This is an overview of what tools there are for managing a bunch of Macintosh computers on a network. It is intended as a starting point for someone wondering what on earth to do with all those pretty-looking computers the hippie designers like so much.
You must remove admin access for users, otherwise you cannot be certain where the user data is, and if you cannot isolate the user’s data then you cannot trust that updating the system won’t delete their stuff.
You really need to have the Macs bound to a directory and have account info stored in the directory. This means you don’t need to create and maintain local accounts on each Mac. It is also makes life much simpler when you need to migrate data from one Mac to another because the account uid/gid will be persistent.
Mac OS X Server
The server version of Mac OS X includes a software update server. By hosting your own local copy of the Apple software update server you conserve network bandwidth and you get to withhold what updates are presented to the Mac clients should you want to.
You also get to use Apple’s directory service and to control policy with MCX.
You don’t necessarily need OS X Server, but it is very useful.
Reporting and management suites
From there you have a bunch of approaches. Big environments (educational) use things like Radmind and Puppet to enforce software load-sets across hundreds, thousands of Macs.
For small network sizes people use Apple Remote Desktop (ARD) and/or Casper. ARD is extremely useful whatever you decide to use because the administration software includes remote desktop stuff so the help desk monkey can take over the user’s screen, fix the problem and put the telephone back down.
Although these tools handle reporting, remote installations, running scripts, batch configuration, etc. you still need to spend a lot of time building installation packages. You need a base system image that can be quickly deployed to a Mac, and you need additional images or installation packages containing the various software that goes on top.
Deploying system software and applications
To build system restore images use InstaDMG. Much better than everything else.
What you want for deploying software is some form of un-attended network push. This means the software installation has to work with access via SSH, whether the user is logged in or not and needs to succeed when installed as root.
With luck your software vendor already uses well-behaved package format installers (i.e. Microsoft most of the time). Or the software is a self-contained app so it can be installed and updated by copying it to /Applications (maybe you go to the trouble of making a pkg for it first).
But flipping heck Adobe hates Mac administrators. The Adobe Creative Suite installers (including those on volume license media) are absolutely useless. The updaters are even worse. Adobe provides a volume deployment kit which is bafflingly obtuse and which doesn’t actually work for the admin’s most important installation scenario.
Casper and LANRev include tools for building pkg installers from the Adobe media. Adobe’s enterprise kit supposedly does the same thing. The other thing you do is build your own pkg from what gets installed. That isn’t too painful, but having to build your own update pkgs for the numerous Adobe updates is painful.
(The Apple Installer-Dev list is full of developers trying to work around bugs in PackageMaker that crop up as soon as you want to do anything other than copy files to disk. Many admins prefer Iceberg or Packages and other software for building installer packages.)

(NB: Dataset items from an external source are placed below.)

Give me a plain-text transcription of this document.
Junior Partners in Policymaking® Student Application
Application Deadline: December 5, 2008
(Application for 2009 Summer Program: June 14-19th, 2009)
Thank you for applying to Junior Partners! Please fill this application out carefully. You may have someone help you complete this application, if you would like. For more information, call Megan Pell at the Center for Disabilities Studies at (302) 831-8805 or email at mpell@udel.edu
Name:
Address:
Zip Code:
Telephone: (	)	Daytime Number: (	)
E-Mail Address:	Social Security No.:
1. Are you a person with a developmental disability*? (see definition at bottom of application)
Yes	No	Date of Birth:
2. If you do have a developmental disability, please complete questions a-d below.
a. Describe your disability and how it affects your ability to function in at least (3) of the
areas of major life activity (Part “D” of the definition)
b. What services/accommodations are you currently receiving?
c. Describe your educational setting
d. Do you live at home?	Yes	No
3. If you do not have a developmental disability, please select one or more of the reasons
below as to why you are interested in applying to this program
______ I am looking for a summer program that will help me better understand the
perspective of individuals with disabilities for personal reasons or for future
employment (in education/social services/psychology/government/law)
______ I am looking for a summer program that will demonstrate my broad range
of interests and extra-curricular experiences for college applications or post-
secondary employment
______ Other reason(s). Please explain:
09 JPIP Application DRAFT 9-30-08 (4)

System configuration and user preferences
To some degree you configure the system as part of building the base image. Things like have the Mac automatically configure the network, bind to a domain, set power-saving mode, disable auto-login, etc. should all be part of a first-run script that happens when a new Mac is switched on.
In general you should avoid changing the default settings for everything else, either per-Mac or per-user. Saves you much hassle.
Most software these days uses plist format and reads the settings from the correct places (even recent versions of Office are good at this). Adobe of course doesn’t, but I have infinite patience. Assuming all the prefs you need to manage are in plist format, you either just run scripts to set things on an ad-hoc basis or you enforce policy with login hooks. If you use Open Directory to manage Macs you can use the Mac OS X Server tools to push settings to all users. Since 10.5 you can use each Mac’s local directory in much the same way as Open Directory to manage settings too (although you need to then handle updating each Mac yourself).
You can use login/logout hooks which run for each user. You usually find if you run a system-wide script to adjust per-user settings that at some point you mess up the permissions, no matter how careful your script is. The other approach is to use per-user launchd scripts, although they were effectively broken in 10.4 and not much better in 10.5. The launchd man pages are required reading even so.